What Are the Side Effects of Not Drinking Enough Water?

Not drinking enough water affects nearly every system in your body, from your brain and heart to your skin and digestion. Most people notice the effects once they’ve lost about 2% of their body weight in fluid, which for a 150-pound person is only about 3 pounds of water. At that point, concentration drops, physical performance declines, and your heart starts working harder to move thicker, more concentrated blood through your veins.

Difficulty Concentrating and Mood Changes

Your brain is one of the first organs to feel the impact of low fluid intake. Research published in the British Journal of Nutrition found that cognitive deficits appear across all types of mental tasks once a person loses more than 2% of their body mass from fluid loss. That means slower reaction times, trouble focusing, and poorer short-term memory. Even modest dehydration, below that 2% threshold, can compromise cognitive capability.

Mood takes a hit too. People who are mildly dehydrated often report feeling more irritable, more anxious, and less motivated. The effect is subtle enough that most people blame their bad mood on stress or poor sleep rather than recognizing they simply haven’t been drinking enough.

Faster Heart Rate and Blood Pressure Drops

When your body is low on water, your total blood volume decreases. Your heart compensates by beating faster to maintain circulation, sometimes pushing above 100 beats per minute. Over time, this extra workload puts stress on the cardiovascular system.

Dehydration also increases the risk of orthostatic hypotension, a sudden drop in blood pressure when you stand up from a sitting or lying position. That lightheaded, dizzy feeling some people get when they stand too quickly is often a sign their fluid levels are too low. In severe cases, blood pressure can drop significantly, though this typically only happens with extreme fluid loss.

Kidney Stones and Urinary Problems

Your kidneys need water to filter waste products from your blood and flush them out through urine. When you’re not drinking enough, urine becomes more concentrated, and the crystals that naturally pass through your urinary tract have a better chance of binding together and forming kidney stones. Dehydration is the single biggest risk factor for stone formation.

This isn’t just a theoretical concern. Researchers have documented higher rates of kidney stones in warmer southern U.S. states, a region sometimes called the “stone belt,” where heat and sweating lead to chronic low-level dehydration. Repeated bouts of dehydration can also contribute to urinary tract infections and other kidney problems over time.

Constipation and Slower Digestion

When your body is short on water, it pulls fluid from wherever it can, including your intestines. Your colon absorbs more water from stool than it normally would, leaving waste dry, hard, and difficult to pass. Dehydration also slows the movement of stool through the intestines, which gives the colon even more time to extract moisture. The result is constipation that no amount of fiber will fix if you’re not also drinking enough fluid.

Reduced Physical Performance

If you exercise or do any kind of physical work, dehydration makes everything harder.

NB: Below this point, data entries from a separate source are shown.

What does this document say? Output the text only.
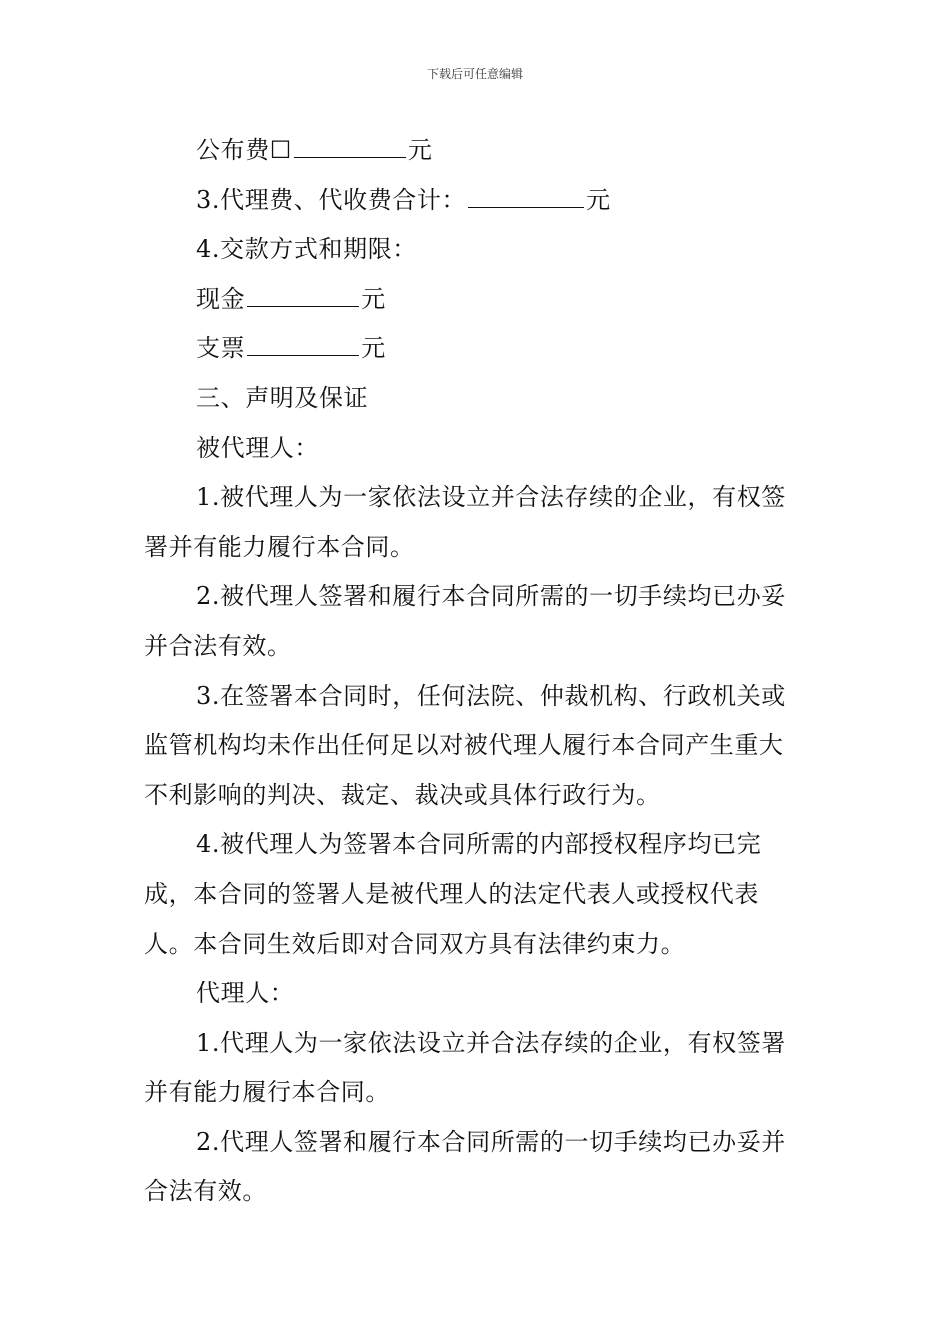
下载后可任意编辑

公布费☐	元

3.代理费、代收费合计：	元

4.交款方式和期限：

现金	元

支票	元

三、声明及保证

被代理人：

1.被代理人为一家依法设立并合法存续的企业，有权签署并有能力履行本合同。

2.被代理人签署和履行本合同所需的一切手续均已办妥并合法有效。

3.在签署本合同时，任何法院、仲裁机构、行政机关或监管机构均未作出任何足以对被代理人履行本合同产生重大不利影响的判决、裁定、裁决或具体行政行为。

4.被代理人为签署本合同所需的内部授权程序均已完成，本合同的签署人是被代理人的法定代表人或授权代表人。本合同生效后即对合同双方具有法律约束力。

代理人：

1.代理人为一家依法设立并合法存续的企业，有权签署并有能力履行本合同。

2.代理人签署和履行本合同所需的一切手续均已办妥并合法有效。
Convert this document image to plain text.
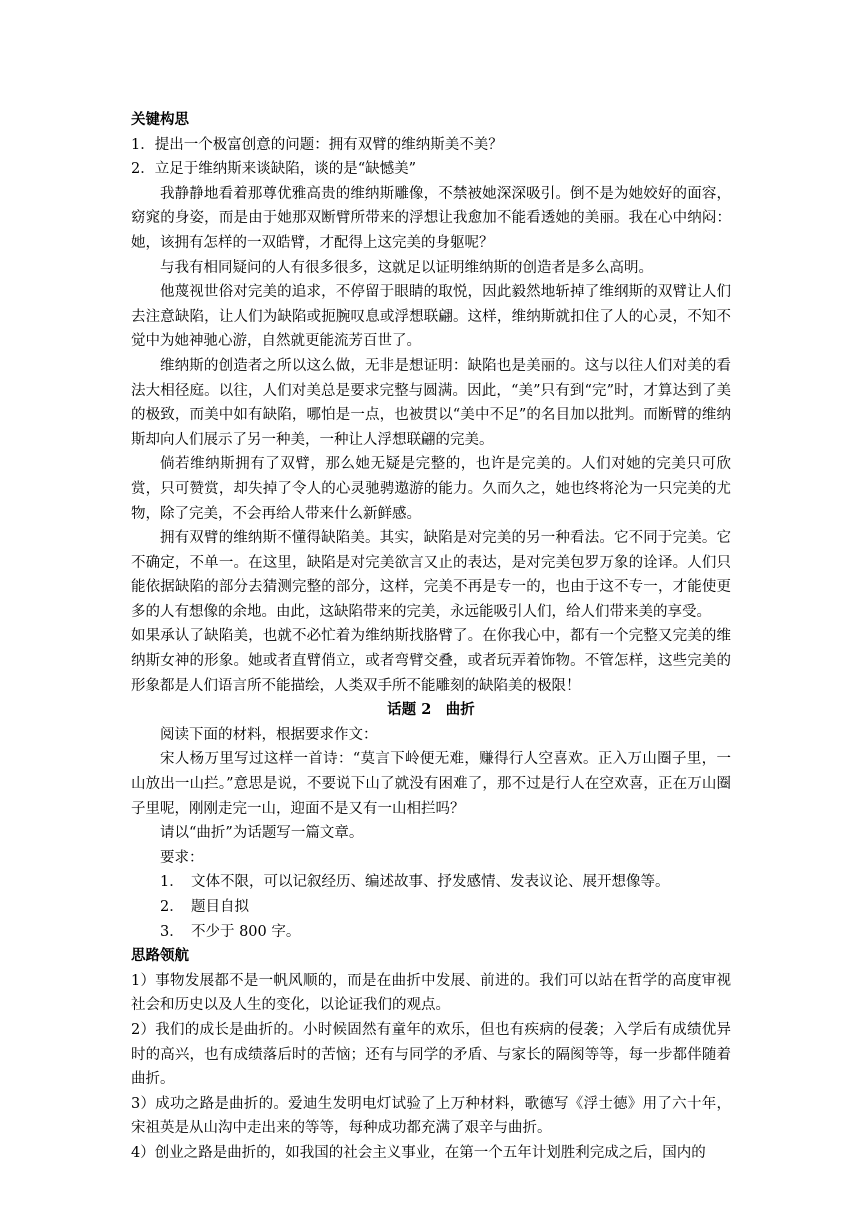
关键构思

1．提出一个极富创意的问题：拥有双臂的维纳斯美不美？

2．立足于维纳斯来谈缺陷，谈的是“缺憾美”

我静静地看着那尊优雅高贵的维纳斯雕像，不禁被她深深吸引。倒不是为她姣好的面容，窈窕的身姿，而是由于她那双断臂所带来的浮想让我愈加不能看透她的美丽。我在心中纳闷：她，该拥有怎样的一双皓臂，才配得上这完美的身躯呢？

与我有相同疑问的人有很多很多，这就足以证明维纳斯的创造者是多么高明。

他蔑视世俗对完美的追求，不停留于眼睛的取悦，因此毅然地斩掉了维纲斯的双臂让人们去注意缺陷，让人们为缺陷或扼腕叹息或浮想联翩。这样，维纳斯就扣住了人的心灵，不知不觉中为她神驰心游，自然就更能流芳百世了。

维纳斯的创造者之所以这么做，无非是想证明：缺陷也是美丽的。这与以往人们对美的看法大相径庭。以往，人们对美总是要求完整与圆满。因此，“美”只有到“完”时，才算达到了美的极致，而美中如有缺陷，哪怕是一点，也被贯以“美中不足”的名目加以批判。而断臂的维纳斯却向人们展示了另一种美，一种让人浮想联翩的完美。

倘若维纳斯拥有了双臂，那么她无疑是完整的，也许是完美的。人们对她的完美只可欣赏，只可赞赏，却失掉了令人的心灵驰骋遨游的能力。久而久之，她也终将沦为一只完美的尤物，除了完美，不会再给人带来什么新鲜感。

拥有双臂的维纳斯不懂得缺陷美。其实，缺陷是对完美的另一种看法。它不同于完美。它不确定，不单一。在这里，缺陷是对完美欲言又止的表达，是对完美包罗万象的诠译。人们只能依据缺陷的部分去猜测完整的部分，这样，完美不再是专一的，也由于这不专一，才能使更多的人有想像的余地。由此，这缺陷带来的完美，永远能吸引人们，给人们带来美的享受。

如果承认了缺陷美，也就不必忙着为维纳斯找胳臂了。在你我心中，都有一个完整又完美的维纳斯女神的形象。她或者直臂俏立，或者弯臂交叠，或者玩弄着饰物。不管怎样，这些完美的形象都是人们语言所不能描绘，人类双手所不能雕刻的缺陷美的极限！

话题 2　曲折

阅读下面的材料，根据要求作文：

宋人杨万里写过这样一首诗：“莫言下岭便无难，赚得行人空喜欢。正入万山圈子里，一山放出一山拦。”意思是说，不要说下山了就没有困难了，那不过是行人在空欢喜，正在万山圈子里呢，刚刚走完一山，迎面不是又有一山相拦吗？

请以“曲折”为话题写一篇文章。

要求：

1．　文体不限，可以记叙经历、编述故事、抒发感情、发表议论、展开想像等。

2．　题目自拟

3．　不少于 800 字。

思路领航

1）事物发展都不是一帆风顺的，而是在曲折中发展、前进的。我们可以站在哲学的高度审视社会和历史以及人生的变化，以论证我们的观点。

2）我们的成长是曲折的。小时候固然有童年的欢乐，但也有疾病的侵袭；入学后有成绩优异时的高兴，也有成绩落后时的苦恼；还有与同学的矛盾、与家长的隔阂等等，每一步都伴随着曲折。

3）成功之路是曲折的。爱迪生发明电灯试验了上万种材料，歌德写《浮士德》用了六十年，宋祖英是从山沟中走出来的等等，每种成功都充满了艰辛与曲折。

4）创业之路是曲折的，如我国的社会主义事业，在第一个五年计划胜利完成之后，国内的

Losing just 2% of your body weight in sweat measurably decreases aerobic performance. You fatigue faster, your endurance drops, and the impairment gets progressively worse with greater fluid loss. For a 180-pound person, that 2% threshold is less than 4 pounds of water, an amount easily lost during an hour of vigorous exercise in warm conditions.

Dry, Less Elastic Skin

Water plays a direct role in maintaining skin structure. It combines with proteins and lipids in the outermost layer of skin, helping form the barrier that keeps moisture in and irritants out. When hydration drops, this barrier weakens, and skin loses elasticity and becomes rough.

Clinical studies bear this out. In one trial, 80 older adults who added an extra liter of water to their daily intake for several weeks saw a significant increase in their skin hydration index, from about 34 to nearly 40 on a standardized scale. Participants reported that their skin felt less dry, less rough, and more elastic. A separate study in young healthy women found that higher daily water consumption was significantly associated with better skin hydration, with measurable differences at multiple body sites. The takeaway is straightforward: drinking more water visibly improves skin condition, and drinking too little does the opposite.

How Much Water You Actually Need

The National Academies of Sciences recommends that men aim for about 15.5 cups of total fluid per day and women about 11.5 cups. That includes water from food, which typically accounts for about 20% of your daily intake. So the actual amount you need to drink is somewhat less than those totals, but the numbers give you a ballpark. Hot weather, exercise, illness, and pregnancy all increase your needs.

How to Check Your Hydration

The simplest self-check is your urine color. Pale, nearly clear urine means you’re well hydrated. Slightly darker yellow means you should drink more. Medium to dark yellow signals dehydration, and dark amber urine with a strong smell, produced in small amounts, means you’re significantly behind on fluids. Checking once or twice a day gives you a reliable read on whether your intake is keeping up with your body’s needs.

Other everyday signs include persistent thirst (which actually lags behind your body’s real need for water), dry mouth, headaches that improve after drinking, and fatigue that doesn’t seem connected to sleep. If you notice several of these at once, increasing your water intake over the next few hours will typically resolve them.